Kondisi tersebut secara langsung meningkatkan risiko kekeringan dan menyulitkan masyarakat dalam memenuhi kebutuhan air sehari-hari.
Analisis BMKG Gorontalo menunjukkan, sebagian besar wilayah di Provinsi Gorontalo mulai memasuki musim kemarau sejak Juni hingga Juli 2026. Sementara puncak musim kemarau terjadi pada Agustus 2026.
Durasi musim kemarau juga tergolong panjang. Berdasarkan analisis Stasiun Klimatologi, periode musim kemarau di Gorontalo berada pada kisaran 11 hingga 25 dasarian.
Di tengah kondisi tersebut, kepedulian terhadap masyarakat terdampak mulai digerakkan melalui aksi nyata di lapangan. Yayasan Rakyat Tunas Indonesia Maju (YR TIM) bersama AHS Centre, FRM Foundation, IMM, HMI, PMII, Karang Taruna, KNPI, serta sejumlah wartawan terus melakukan pendistribusian air bersih ke wilayah yang membutuhkan.
Langkah itu dilakukan sebagai bentuk kepedulian sekaligus dukungan terhadap upaya pemerintah dalam menghadapi dampak kemarau panjang.
Koordinator Lapangan YR TIM Kolaborasi, Zufrin Harun, mengatakan bantuan air bersih akan terus digulirkan selama masyarakat masih menghadapi kesulitan memperoleh air.
“Kami pastikan, distribusi air bersih ini akan terus dilakukan selama musim kemarau berlangsung. Ini merupakan bagian dari upaya YR TIM Kolaborasi membantu pemerintah dalam meminimalisir krisis air bersih,” ungkap Zufrin, Senin (7/9/2026).
Menurut Zufrin, ancaman kekeringan yang berkepanjangan membutuhkan gerakan bersama. Penanganan persoalan air bersih dinilai tidak cukup jika hanya mengandalkan pemerintah, melainkan membutuhkan keterlibatan berbagai unsur masyarakat.

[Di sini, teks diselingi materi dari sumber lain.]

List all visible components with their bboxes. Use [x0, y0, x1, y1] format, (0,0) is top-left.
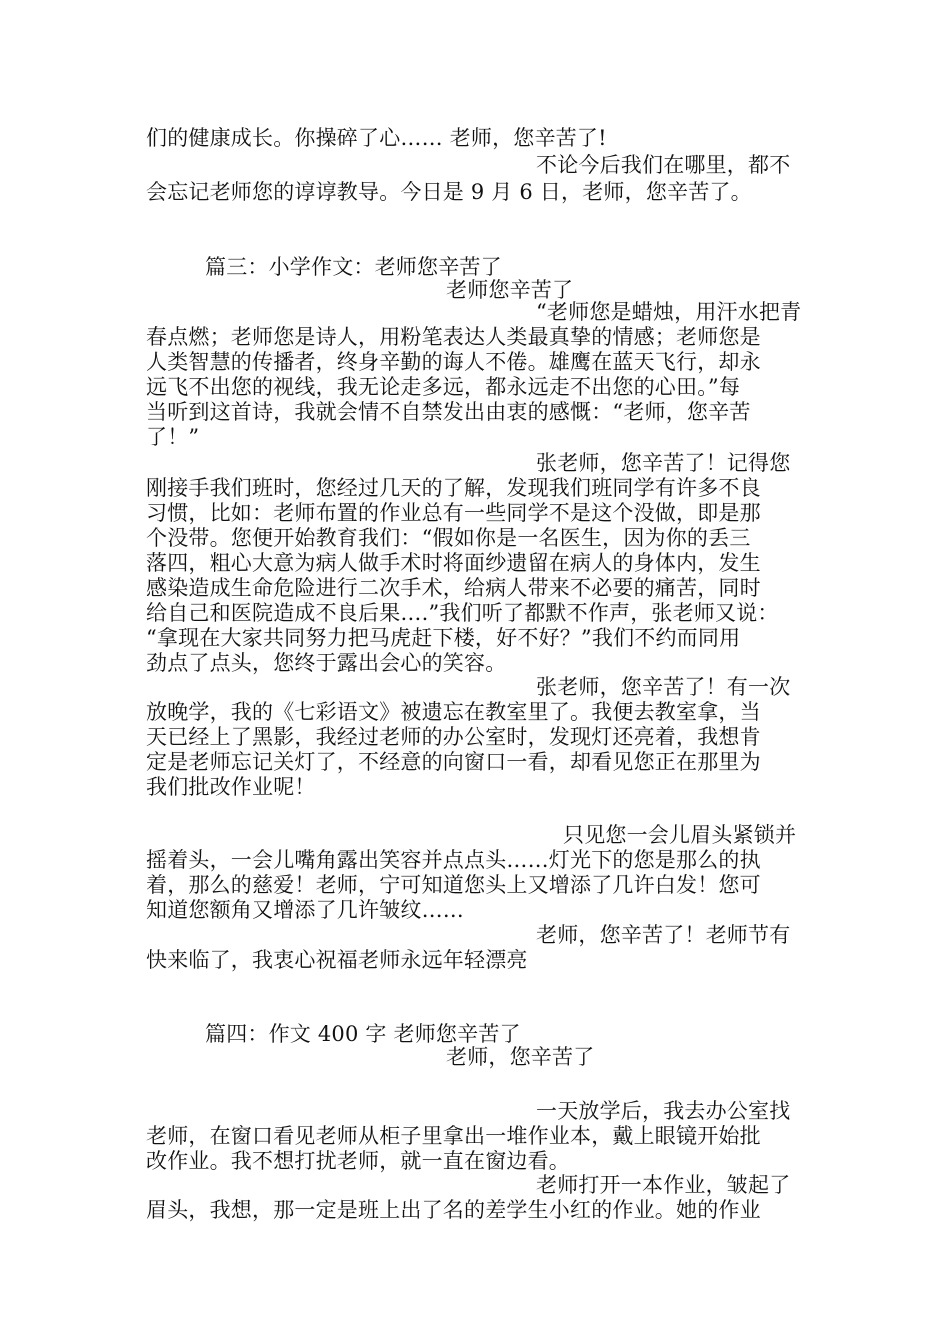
text-line: 天已经上了黑影，我经过老师的办公室时，发现灯还亮着，我想肯: [146, 725, 761, 749]
text-line: 落四，粗心大意为病人做手术时将面纱遗留在病人的身体内，发生: [146, 551, 761, 575]
text-line: 定是老师忘记关灯了，不经意的向窗口一看，却看见您正在那里为: [146, 750, 761, 774]
text-line: 感染造成生命危险进行二次手术，给病人带来不必要的痛苦，同时: [146, 576, 761, 600]
text-line: 张老师，您辛苦了！记得您: [536, 451, 791, 475]
text-line: 老师，在窗口看见老师从柜子里拿出一堆作业本，戴上眼镜开始批: [146, 1124, 761, 1148]
text-line: 会忘记老师您的谆谆教导。今日是 9 月 6 日，老师，您辛苦了。: [146, 180, 752, 204]
text-line: 给自己和医院造成不良后果….”我们听了都默不作声，张老师又说：: [146, 601, 779, 625]
text-line: 摇着头，一会儿嘴角露出笑容并点点头……灯光下的您是那么的执: [146, 848, 761, 872]
text-line: 刚接手我们班时，您经过几天的了解，发现我们班同学有许多不良: [146, 476, 761, 500]
text-line: 老师，您辛苦了！老师节有: [536, 923, 791, 947]
section-heading: 篇三：小学作文：老师您辛苦了: [205, 255, 502, 279]
text-line: 劲点了点头，您终于露出会心的笑容。: [146, 651, 507, 675]
text-line: 知道您额角又增添了几许皱纹……: [146, 898, 464, 922]
text-line: 我们批改作业呢！: [146, 775, 316, 799]
text-line: 当听到这首诗，我就会情不自禁发出由衷的感慨：“老师，您辛苦: [146, 400, 751, 424]
text-line: 放晚学，我的《七彩语文》被遗忘在教室里了。我便去教室拿，当: [146, 700, 761, 724]
article-title: 老师您辛苦了: [446, 278, 574, 302]
text-line: 春点燃；老师您是诗人，用粉笔表达人类最真挚的情感；老师您是: [146, 325, 761, 349]
text-line: 习惯，比如：老师布置的作业总有一些同学不是这个没做，即是那: [146, 501, 761, 525]
text-line: 只见您一会儿眉头紧锁并: [563, 823, 797, 847]
text-line: “老师您是蜡烛，用汗水把青: [536, 300, 802, 324]
text-line: 们的健康成长。你操碎了心…… 老师，您辛苦了!: [146, 126, 607, 150]
text-line: 老师打开一本作业，皱起了: [536, 1173, 791, 1197]
text-line: 一天放学后，我去办公室找: [536, 1099, 791, 1123]
text-line: 人类智慧的传播者，终身辛勤的诲人不倦。雄鹰在蓝天飞行，却永: [146, 350, 761, 374]
section-heading: 篇四：作文 400 字 老师您辛苦了: [205, 1022, 521, 1046]
article-title: 老师，您辛苦了: [446, 1045, 595, 1069]
text-line: 快来临了，我衷心祝福老师永远年轻漂亮: [146, 948, 528, 972]
text-line: 个没带。您便开始教育我们：“假如你是一名医生，因为你的丢三: [146, 526, 751, 550]
text-line: 不论今后我们在哪里，都不: [536, 153, 791, 177]
text-line: 眉头，我想，那一定是班上出了名的差学生小红的作业。她的作业: [146, 1198, 761, 1222]
text-line: 改作业。我不想打扰老师，就一直在窗边看。: [146, 1149, 570, 1173]
text-line: 了！”: [146, 425, 200, 449]
text-line: 着，那么的慈爱！老师，宁可知道您头上又增添了几许白发！您可: [146, 873, 761, 897]
text-line: “拿现在大家共同努力把马虎赶下楼，好不好？”我们不约而同用: [146, 626, 741, 650]
text-line: 远飞不出您的视线，我无论走多远，都永远走不出您的心田。”每: [146, 375, 741, 399]
text-line: 张老师，您辛苦了！有一次: [536, 675, 791, 699]
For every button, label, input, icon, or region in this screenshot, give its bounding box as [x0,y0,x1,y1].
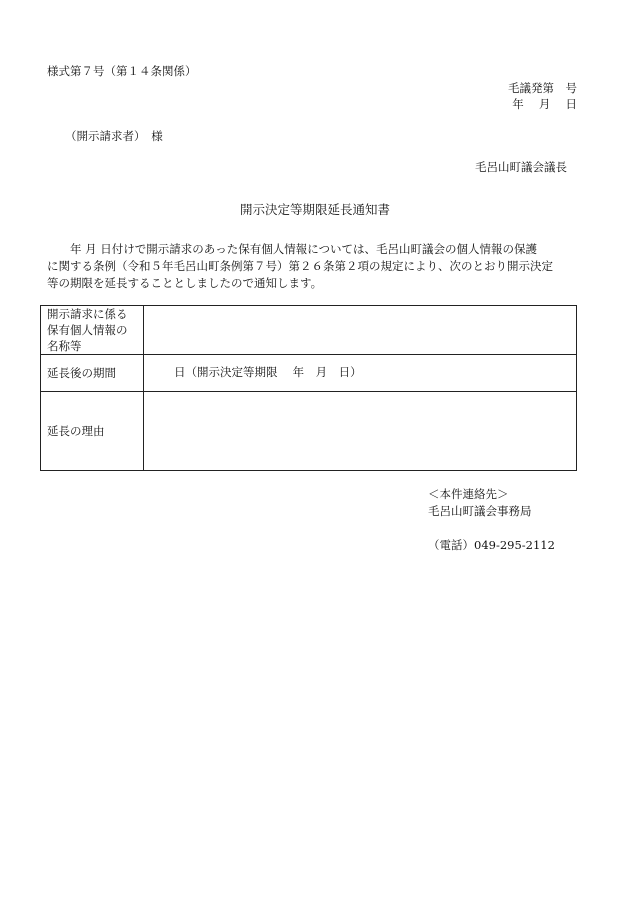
label-line: 保有個人情報の [47,323,128,337]
form-number: 様式第７号（第１４条関係） [47,64,197,78]
recipient: （開示請求者） 様 [65,129,163,143]
label-line: 開示請求に係る [47,307,128,321]
body-line: 年 月 日付けで開示請求のあった保有個人情報については、毛呂山町議会の個人情報の保護 [47,242,537,256]
extension-period-label: 延長後の期間 [41,355,144,392]
document-title: 開示決定等期限延長通知書 [239,202,390,217]
requested-info-value [144,306,577,355]
table-row-requested-info [41,306,577,355]
contact-phone: （電話）049-295-2112 [428,538,555,552]
extension-reason-label: 延長の理由 [41,392,144,471]
sender: 毛呂山町議会議長 [475,160,567,174]
contact-office: 毛呂山町議会事務局 [428,504,532,518]
label-line: 名称等 [47,339,82,353]
extension-reason-value [144,392,577,471]
body-line: 等の期限を延長することとしましたので通知します。 [47,276,323,290]
extension-period-value: 日（開示決定等期限 年 月 日） [144,355,577,392]
table-row-extension-period [41,355,577,392]
body-paragraph [47,241,580,292]
requested-info-label [41,306,144,355]
contact-heading: ＜本件連絡先＞ [428,487,509,501]
document-date: 年 月 日 [512,97,577,111]
body-line: に関する条例（令和５年毛呂山町条例第７号）第２６条第２項の規定により、次のとおり開示決定 [47,259,553,273]
table-row-extension-reason [41,392,577,471]
document-number: 毛議発第 号 [508,81,577,95]
information-table [40,305,577,471]
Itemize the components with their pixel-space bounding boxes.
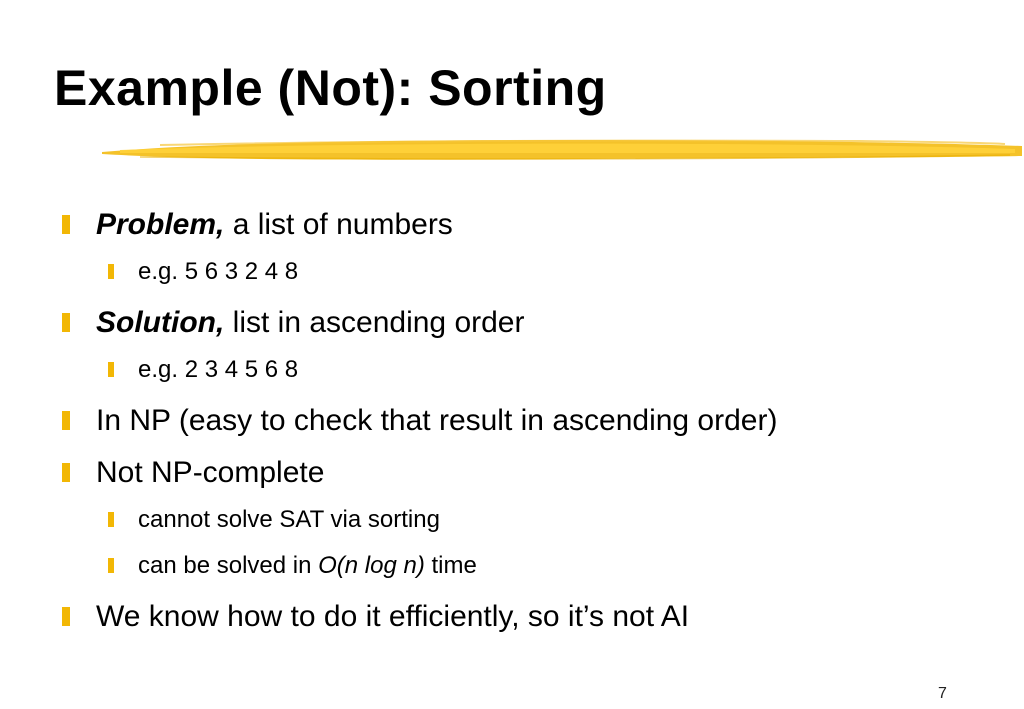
page-number: 7 (938, 685, 947, 702)
sub-bullet-marker-icon (108, 558, 114, 573)
bullet-text: We know how to do it efficiently, so it’s not AI (96, 600, 690, 633)
sub-bullet-text: cannot solve SAT via sorting (138, 506, 440, 533)
bullet-marker-icon (62, 607, 70, 626)
sub-bullet-marker-icon (108, 362, 114, 377)
sub-bullet-text: e.g. 5 6 3 2 4 8 (138, 258, 299, 285)
bullet-text: Solution, list in ascending order (96, 306, 525, 339)
bullet-text: In NP (easy to check that result in ascending order) (96, 404, 778, 437)
bullet-marker-icon (62, 313, 70, 332)
bullet-marker-icon (62, 411, 70, 430)
bullet-text: Problem, a list of numbers (96, 208, 453, 241)
bullet-text: Not NP-complete (96, 456, 325, 489)
sub-bullet-text: can be solved in O(n log n) time (138, 552, 477, 579)
bullet-marker-icon (62, 463, 70, 482)
bullet-marker-icon (62, 215, 70, 234)
slide-title: Example (Not): Sorting (54, 60, 607, 116)
sub-bullet-marker-icon (108, 264, 114, 279)
sub-bullet-text: e.g. 2 3 4 5 6 8 (138, 356, 299, 383)
sub-bullet-marker-icon (108, 512, 114, 527)
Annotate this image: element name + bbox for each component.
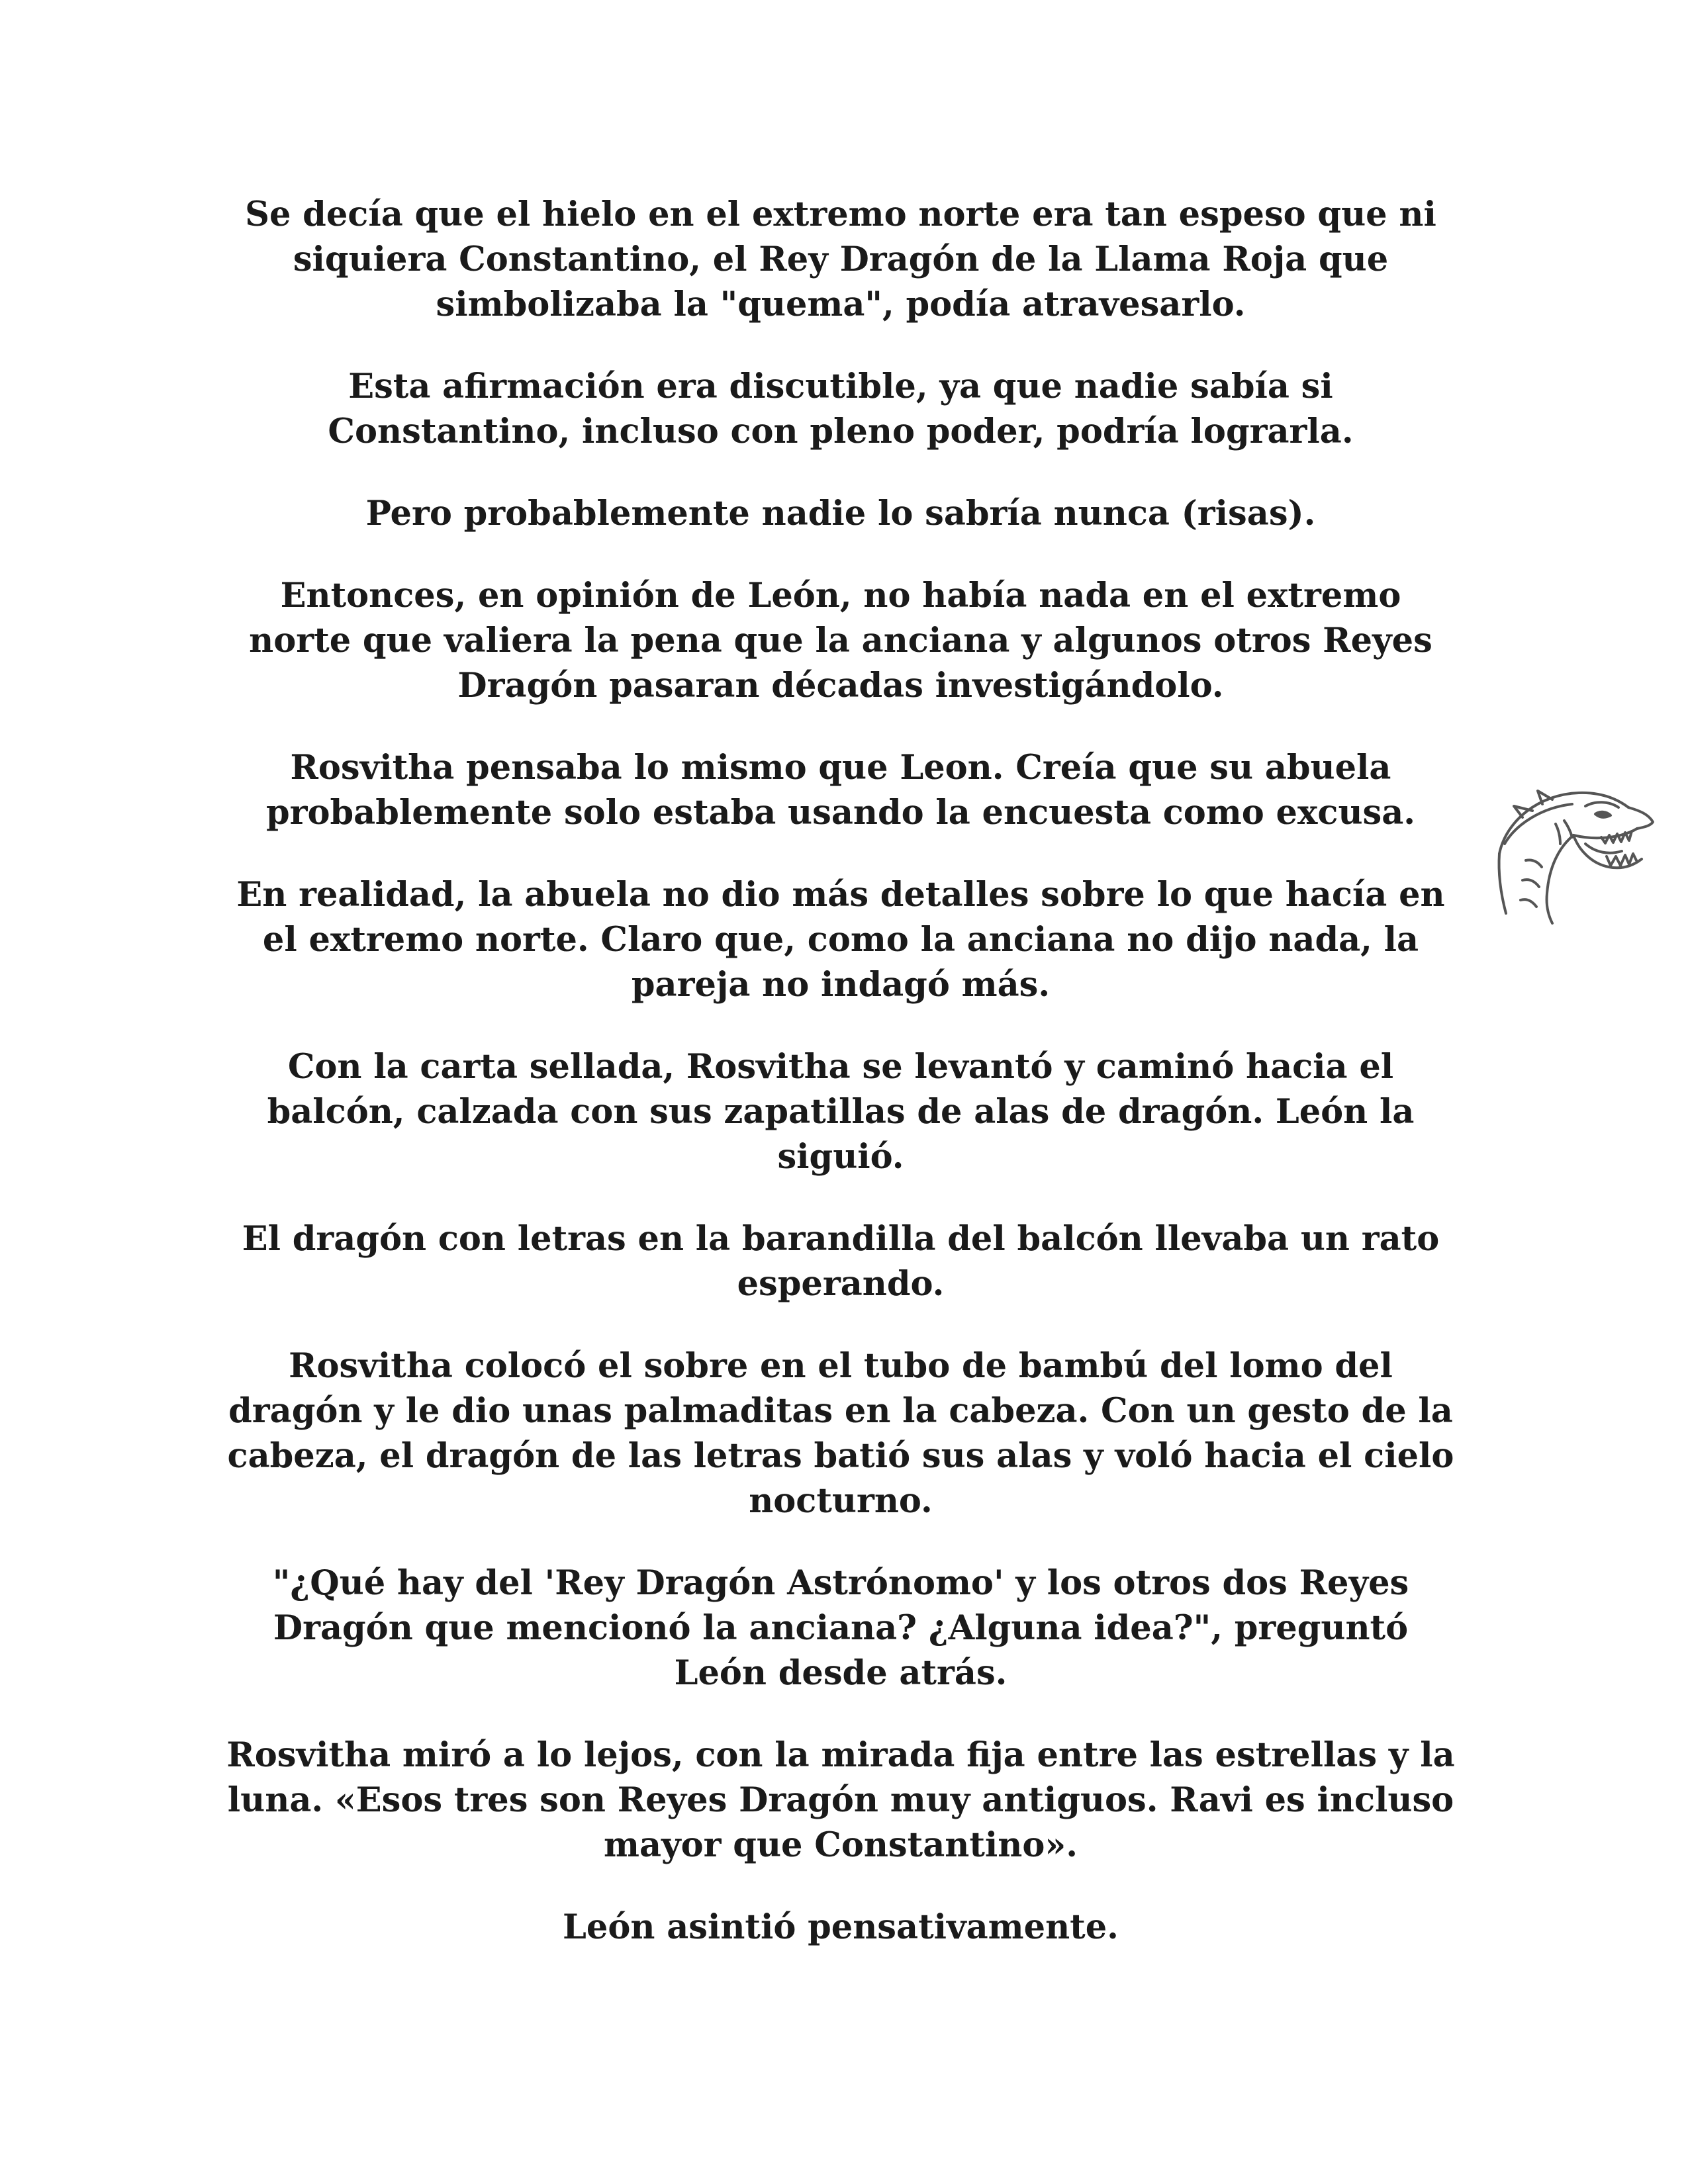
dragon-head-sketch-icon [1486,774,1662,927]
paragraph: León asintió pensativamente. [563,1907,1119,1947]
paragraph: Se decía que el hielo en el extremo norte era tan espeso que ni siquiera Constantino, el Rey Dragón de la Llama Roja que simbolizaba la "quema", podía atravesarlo. [245,195,1436,324]
body-text [225,192,1456,1987]
paragraph: El dragón con letras en la barandilla del balcón llevaba un rato esperando. [242,1219,1440,1304]
paragraph: Con la carta sellada, Rosvitha se levantó y caminó hacia el balcón, calzada con sus zapatillas de alas de dragón. León la siguió. [267,1047,1415,1177]
paragraph: Pero probablemente nadie lo sabría nunca (risas). [365,494,1316,533]
paragraph: Entonces, en opinión de León, no había nada en el extremo norte que valiera la pena que la anciana y algunos otros Reyes Dragón pasaran décadas investigándolo. [249,576,1432,705]
paragraph: Rosvitha colocó el sobre en el tubo de bambú del lomo del dragón y le dio unas palmaditas en la cabeza. Con un gesto de la cabeza, el dragón de las letras batió sus alas y voló hacia el cielo nocturno. [227,1346,1454,1521]
paragraph: En realidad, la abuela no dio más detalles sobre lo que hacía en el extremo norte. Claro que, como la anciana no dijo nada, la pareja no indagó más. [236,875,1445,1005]
paragraph: Rosvitha miró a lo lejos, con la mirada fija entre las estrellas y la luna. «Esos tres son Reyes Dragón muy antiguos. Ravi es incluso mayor que Constantino». [226,1735,1455,1865]
paragraph: Esta afirmación era discutible, ya que nadie sabía si Constantino, incluso con pleno poder, podría lograrla. [328,367,1354,451]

Ia pun mendorong pemerintah di tingkat kecamatan dan desa agar ikut memperkuat penanganan kebutuhan air bersih di wilayah yang mengalami dampak kekeringan.
“Kami mengajak semua pihak, termasuk pemerintah kecamatan dan desa. Jika ada armada yang tersedia, kami YR TIM Kolaborasi akan siapkan tandon air yang nantinya siap dipakai untuk mendistribusikan air bersih di masing-masing wilayah,” jelasnya.
Menurutnya, pola kolaborasi tersebut diharapkan mampu memperluas jangkauan distribusi sehingga bantuan dapat menjangkau lebih banyak masyarakat yang membutuhkan.
Tidak hanya pemerintah, keterlibatan organisasi kepemudaan, komunitas, relawan, media, dan masyarakat juga dinilai penting untuk menghadapi ancaman kemarau yang berpotensi berlangsung hingga awal 2027.
YR TIM Kolaborasi berharap gerakan bersama tersebut dapat menjadi bagian dari solusi dalam menjaga ketersediaan air bersih sekaligus meringankan beban masyarakat yang terdampak kekeringan di berbagai wilayah Gorontalo.